Across Milton, underclassmen struggle with learning the curriculum itself and how to work and balance that work throughout the school year. The strain only intensifies with a varsity sport, pressuring younger students to hold their own and maintain a massive commitment throughout the season, exam weeks, large assignments, and their daily homework load. In response, the Academic Skills Center has recently broadened its horizons, implementing a new mentorship program into the Athletics Department. Lainey Sloman and Kelsey Mumford from the Academic Skills Center quickly recognized the strain’s effects on underclassmen through patterns reflected in grades and feedback. “One pattern we observe for class four students over the past couple of years is that Class IV students who play a varsity sport tend to experience more academic struggles,” Sloman reports, explaining how the Skills Center “thought that it could be helpful to support those students in navigating that experience, and the best support would be people who would have gone through it.”
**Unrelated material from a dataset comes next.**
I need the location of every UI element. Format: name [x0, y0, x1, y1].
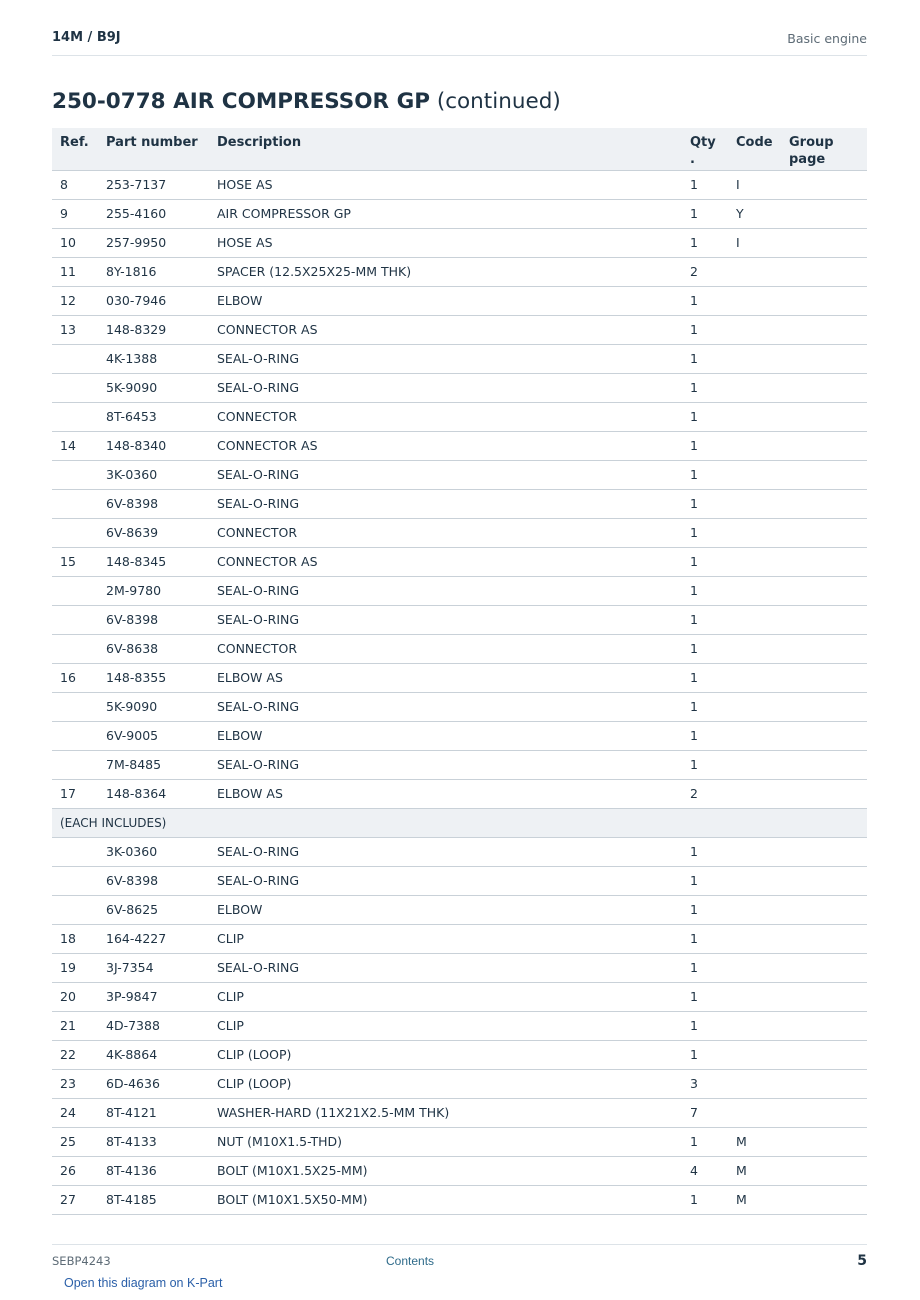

Mumford and Sloman hand-picked mentors through the Academic Skills Center connections to properly represent the program, keeping in mind their commitment to the role. They ensure that a few upperclassmen on each varsity team take on the mentor role, with each mentor implementing the dynamic into their specific team. Selections were overall successful, in the analysis of soccer Mentor Jacob Matalon ’26, who says, “Max and I really cared about helping [mentees] adapt to high school, socially, athletically and academically.”
“The cool thing,” says Sloman, “is that we’ve taken things that mentors have created and brought them to mentors in the following seasons as advice and sort of best practices.” Those activities include a wide range of possibilities including the cross-countries buddy runs, warmup activities across all sports, and drives to team dinners. As the program progresses even more, many reveal their prior awareness of the difficulties, and how the role of mentor allowed them to personally address those; Swim Mentor Kat Ifill ’26 for example, recognizes, “swimming is so physically and mentally challenging, that was something I felt was very important to implement as my role as a mentor.”
Due to the different circumstances of each sport, each mentor fills their role as they see fit, whether that be constant activities and outreach or just a known source to talk to. Mentor Jocelyn Riordan ’27 compared her experience across two different seasons: “for squash, our team's a little bit bigger, whereas for tennis, obviously, our students is a little bit smaller, and it's been easier to have a bit more of a bond, so it's been, I would say, a little more effective to be able to communicate with a freshman and build closer and tighter bonds.”
Mentors found success in strengthening natural areas of bonding and fitting the team with solutions to the best of their ability. Soccer Mentor Matalon revealed the behind-the-scenes as a mentor, noticing the struggles underclassmen were experiencing early in the school year. He and his fellow mentor “came up with weekly check-ins with our freshman teammates about the progress they have been making or perhaps a challenging situation they are still in,” and after evaluation, they worked to “help them understand the many resources on campus, such as Extra Help Blocks and the Academic Skills Center.”
Underclassmen across different teams found the most effective bonding came naturally. Golfer Riley Donovan ’29 valued the mentorship that would happen on bus rides: “you know, we have long commutes to all the [games], so you kind of get to know the upperclassmen,” while wrestler Ben Koslowsky ’29 found mentorship from the unlikely source of his opponents: “I'm wrestling a lot of the older kids, so it's probably helpful.”
Sloman and Mumford have already heard from mentors that “it’s in some ways really shifted team culture positively.” Squash and tennis mentor Riordan said that upperclassmen “are able to be more present in the team if they feel like they're being supported more.”